The Government has shown fiscal prudence for a long time. This should continue, especially for keeping inflation under check, said Ashwani Mahajan, national co-convener of the Swadeshi Jagaran Manch. In the interim budget, the Government had set the FY25 fiscal deficit goal at 5.1% of gross domestic product (GDP) and revised the FY24 estimate to 5.8% from the previously budgeted 5.9%.

It ended up improving on the revised estimate for FY24, containing the fiscal gap at 5.6%. It aims to rein in the deficit at 4.5% by FY26. In the first consultation meeting with the finance minister for next month’s Budget, the economists also acknowledged the Government’s sustained hike in capital spending in the post-pandemic era.

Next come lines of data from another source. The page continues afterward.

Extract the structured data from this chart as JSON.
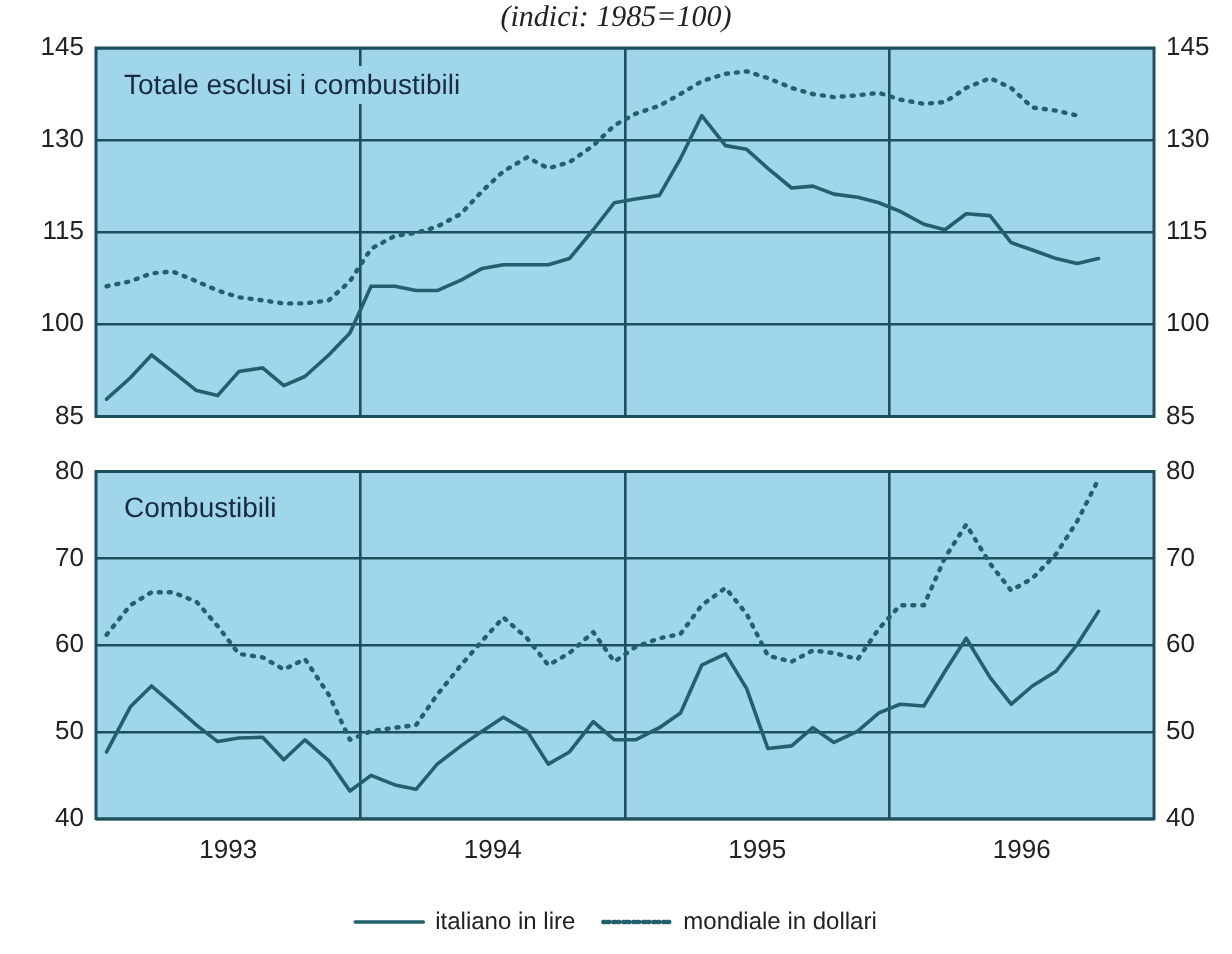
{
  "chart_data": [
    {
      "type": "line",
      "title": "(indici: 1985=100)",
      "annotations": [
        "Totale esclusi i combustibili"
      ],
      "x": [
        1993.04,
        1993.13,
        1993.21,
        1993.29,
        1993.38,
        1993.46,
        1993.54,
        1993.63,
        1993.71,
        1993.79,
        1993.88,
        1993.96,
        1994.04,
        1994.13,
        1994.21,
        1994.29,
        1994.38,
        1994.46,
        1994.54,
        1994.63,
        1994.71,
        1994.79,
        1994.88,
        1994.96,
        1995.04,
        1995.13,
        1995.21,
        1995.29,
        1995.38,
        1995.46,
        1995.54,
        1995.63,
        1995.71,
        1995.79,
        1995.88,
        1995.96,
        1996.04,
        1996.13,
        1996.21,
        1996.29,
        1996.38,
        1996.46,
        1996.54,
        1996.63,
        1996.71,
        1996.79
      ],
      "series": [
        {
          "color": "#23606e",
          "line_style": "solid",
          "values": [
            87.8,
            91.3,
            95.0,
            92.3,
            89.2,
            88.4,
            92.3,
            92.9,
            90.0,
            91.5,
            95.0,
            98.6,
            106.2,
            106.2,
            105.5,
            105.5,
            107.2,
            109.1,
            109.7,
            109.7,
            109.7,
            110.7,
            115.4,
            119.8,
            120.4,
            121.0,
            127.0,
            134.0,
            129.1,
            128.5,
            125.4,
            122.2,
            122.5,
            121.2,
            120.7,
            119.8,
            118.4,
            116.3,
            115.4,
            118.0,
            117.7,
            113.3,
            112.1,
            110.7,
            109.9,
            110.7
          ]
        },
        {
          "color": "#23606e",
          "line_style": "dotted",
          "values": [
            106.2,
            107.0,
            108.3,
            108.6,
            107.0,
            105.5,
            104.4,
            103.9,
            103.4,
            103.4,
            103.9,
            107.0,
            112.3,
            114.4,
            114.9,
            115.9,
            118.0,
            121.7,
            124.9,
            127.2,
            125.4,
            126.4,
            129.1,
            132.4,
            134.3,
            135.6,
            137.5,
            139.6,
            140.8,
            141.2,
            140.1,
            138.5,
            137.5,
            137.0,
            137.3,
            137.7,
            136.6,
            135.9,
            136.2,
            138.5,
            140.1,
            138.5,
            135.3,
            134.8,
            134.0,
            null
          ]
        }
      ],
      "xlim": [
        1993,
        1997
      ],
      "xticks": [
        {
          "value": 1994,
          "label": null
        },
        {
          "value": 1995,
          "label": null
        },
        {
          "value": 1996,
          "label": null
        }
      ],
      "ylim": [
        85,
        145
      ],
      "yticks": [
        85,
        100,
        115,
        130,
        145
      ],
      "y2lim": [
        85,
        145
      ],
      "y2ticks": [
        85,
        100,
        115,
        130,
        145
      ],
      "grid": true,
      "legend": false,
      "tick_labels": "y"
    },
    {
      "type": "line",
      "annotations": [
        "Combustibili"
      ],
      "x": [
        1993.04,
        1993.13,
        1993.21,
        1993.29,
        1993.38,
        1993.46,
        1993.54,
        1993.63,
        1993.71,
        1993.79,
        1993.88,
        1993.96,
        1994.04,
        1994.13,
        1994.21,
        1994.29,
        1994.38,
        1994.46,
        1994.54,
        1994.63,
        1994.71,
        1994.79,
        1994.88,
        1994.96,
        1995.04,
        1995.13,
        1995.21,
        1995.29,
        1995.38,
        1995.46,
        1995.54,
        1995.63,
        1995.71,
        1995.79,
        1995.88,
        1995.96,
        1996.04,
        1996.13,
        1996.21,
        1996.29,
        1996.38,
        1996.46,
        1996.54,
        1996.63,
        1996.71,
        1996.79
      ],
      "series": [
        {
          "name": "italiano in lire",
          "color": "#23606e",
          "line_style": "solid",
          "values": [
            47.7,
            52.9,
            55.3,
            53.2,
            50.8,
            48.9,
            49.3,
            49.4,
            46.8,
            49.1,
            46.7,
            43.2,
            45.0,
            43.9,
            43.4,
            46.3,
            48.4,
            50.1,
            51.7,
            50.1,
            46.3,
            47.7,
            51.2,
            49.1,
            49.1,
            50.5,
            52.2,
            57.7,
            59.0,
            55.0,
            48.1,
            48.4,
            50.5,
            48.8,
            50.1,
            52.2,
            53.2,
            53.0,
            57.0,
            60.8,
            56.3,
            53.2,
            55.3,
            57.0,
            60.1,
            63.9
          ]
        },
        {
          "name": "mondiale in dollari",
          "color": "#23606e",
          "line_style": "dotted",
          "values": [
            61.2,
            64.6,
            66.1,
            66.1,
            65.0,
            62.2,
            59.0,
            58.6,
            57.2,
            58.4,
            54.3,
            49.1,
            50.1,
            50.5,
            50.8,
            54.3,
            57.7,
            60.5,
            63.2,
            60.8,
            57.7,
            59.1,
            61.5,
            58.1,
            59.8,
            60.8,
            61.3,
            64.6,
            66.6,
            63.6,
            58.8,
            58.1,
            59.4,
            59.1,
            58.4,
            61.9,
            64.6,
            64.6,
            70.1,
            73.9,
            69.4,
            66.3,
            67.7,
            70.5,
            74.3,
            79.1
          ]
        }
      ],
      "xlim": [
        1993,
        1997
      ],
      "xticks": [
        {
          "value": 1993.5,
          "label": "1993"
        },
        {
          "value": 1994,
          "label": null
        },
        {
          "value": 1994.5,
          "label": "1994"
        },
        {
          "value": 1995,
          "label": null
        },
        {
          "value": 1995.5,
          "label": "1995"
        },
        {
          "value": 1996,
          "label": null
        },
        {
          "value": 1996.5,
          "label": "1996"
        }
      ],
      "ylim": [
        40,
        80
      ],
      "yticks": [
        40,
        50,
        60,
        70,
        80
      ],
      "y2lim": [
        40,
        80
      ],
      "y2ticks": [
        40,
        50,
        60,
        70,
        80
      ],
      "grid": true,
      "legend": "bottom"
    }
  ]
}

The Centre has increased its capex by 17-39% annually since FY22, way above the increase in revenue spending. The outlay of Rs 11.11 lakh crores in the interim Budget for FY25 marks a 17% increase from the previous year.

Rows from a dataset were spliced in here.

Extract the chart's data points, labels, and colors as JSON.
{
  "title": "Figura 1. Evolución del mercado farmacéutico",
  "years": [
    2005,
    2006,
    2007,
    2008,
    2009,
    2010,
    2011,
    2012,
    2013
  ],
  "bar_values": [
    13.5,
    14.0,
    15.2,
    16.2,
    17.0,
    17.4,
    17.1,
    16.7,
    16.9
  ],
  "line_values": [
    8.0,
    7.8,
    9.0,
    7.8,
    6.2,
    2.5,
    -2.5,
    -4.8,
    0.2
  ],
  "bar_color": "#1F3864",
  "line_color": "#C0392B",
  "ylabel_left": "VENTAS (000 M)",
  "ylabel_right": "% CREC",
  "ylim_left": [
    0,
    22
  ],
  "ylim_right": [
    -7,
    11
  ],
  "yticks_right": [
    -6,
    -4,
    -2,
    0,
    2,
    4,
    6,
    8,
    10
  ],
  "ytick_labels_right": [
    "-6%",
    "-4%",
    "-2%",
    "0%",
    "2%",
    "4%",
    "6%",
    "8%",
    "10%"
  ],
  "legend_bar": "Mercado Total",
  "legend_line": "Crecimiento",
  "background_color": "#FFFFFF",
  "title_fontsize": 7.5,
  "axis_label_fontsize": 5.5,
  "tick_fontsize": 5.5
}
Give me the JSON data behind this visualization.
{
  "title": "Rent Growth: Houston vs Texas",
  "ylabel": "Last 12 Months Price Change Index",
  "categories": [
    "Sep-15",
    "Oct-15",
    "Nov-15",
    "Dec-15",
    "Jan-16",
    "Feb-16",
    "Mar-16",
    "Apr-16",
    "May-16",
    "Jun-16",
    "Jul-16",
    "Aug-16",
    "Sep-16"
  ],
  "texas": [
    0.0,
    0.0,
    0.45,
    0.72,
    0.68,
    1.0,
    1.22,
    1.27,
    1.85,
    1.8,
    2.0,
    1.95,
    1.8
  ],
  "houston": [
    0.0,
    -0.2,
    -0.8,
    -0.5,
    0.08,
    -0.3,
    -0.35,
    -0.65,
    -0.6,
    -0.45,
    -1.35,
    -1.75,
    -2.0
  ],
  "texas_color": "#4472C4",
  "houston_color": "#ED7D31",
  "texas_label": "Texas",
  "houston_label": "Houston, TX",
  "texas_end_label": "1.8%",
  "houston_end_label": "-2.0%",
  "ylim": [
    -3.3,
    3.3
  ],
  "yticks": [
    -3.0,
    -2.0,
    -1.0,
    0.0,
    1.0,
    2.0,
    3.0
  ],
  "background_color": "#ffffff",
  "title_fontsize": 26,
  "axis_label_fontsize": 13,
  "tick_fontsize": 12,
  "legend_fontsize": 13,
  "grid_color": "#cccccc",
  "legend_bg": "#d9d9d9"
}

Tax exemption: Some economists rooted for indexing various tax exemption limits, including income tax for individuals, to retail inflation. Such a move, they said, would leave more disposable income with people by lowering tax liabilities, especially for the middle class. It will also help lift the subdued increase in private consumption expenditure. This, in turn, would aid overall economic growth.

Others suggested that the current consumer price index (CPI) was “outdated” given that the base year and the methodology haven’t been tweaked to reflect today’s consumption pattern (the current CPI base year is 2012). One of the economists pitched for discouraging retail investors who are not well conversant with stock markets to trade in derivatives, while another called for steps to curb unabated flow of sub-standard goods from China.
About a dozen economists took part in the consultation meeting and had their say before Sitharaman, Minister of State for Finance, Finance Secretary, Economic Affairs Secretary, other Secretaries of the Finance Ministry and Chief Economic Advisor. The outgoing Government had presented the interim Budget for FY25 in February, leaving the task of introducing the full Budget after the general elections. The Indian economy has witnessed an average of over 8% annual growth since the Covid-induced output contraction in FY21. The economy beat forecasts to grow 8.2% last fiscal and the Reserve Bank of India expects it to expand 7% in FY25 even on the unfavorable base.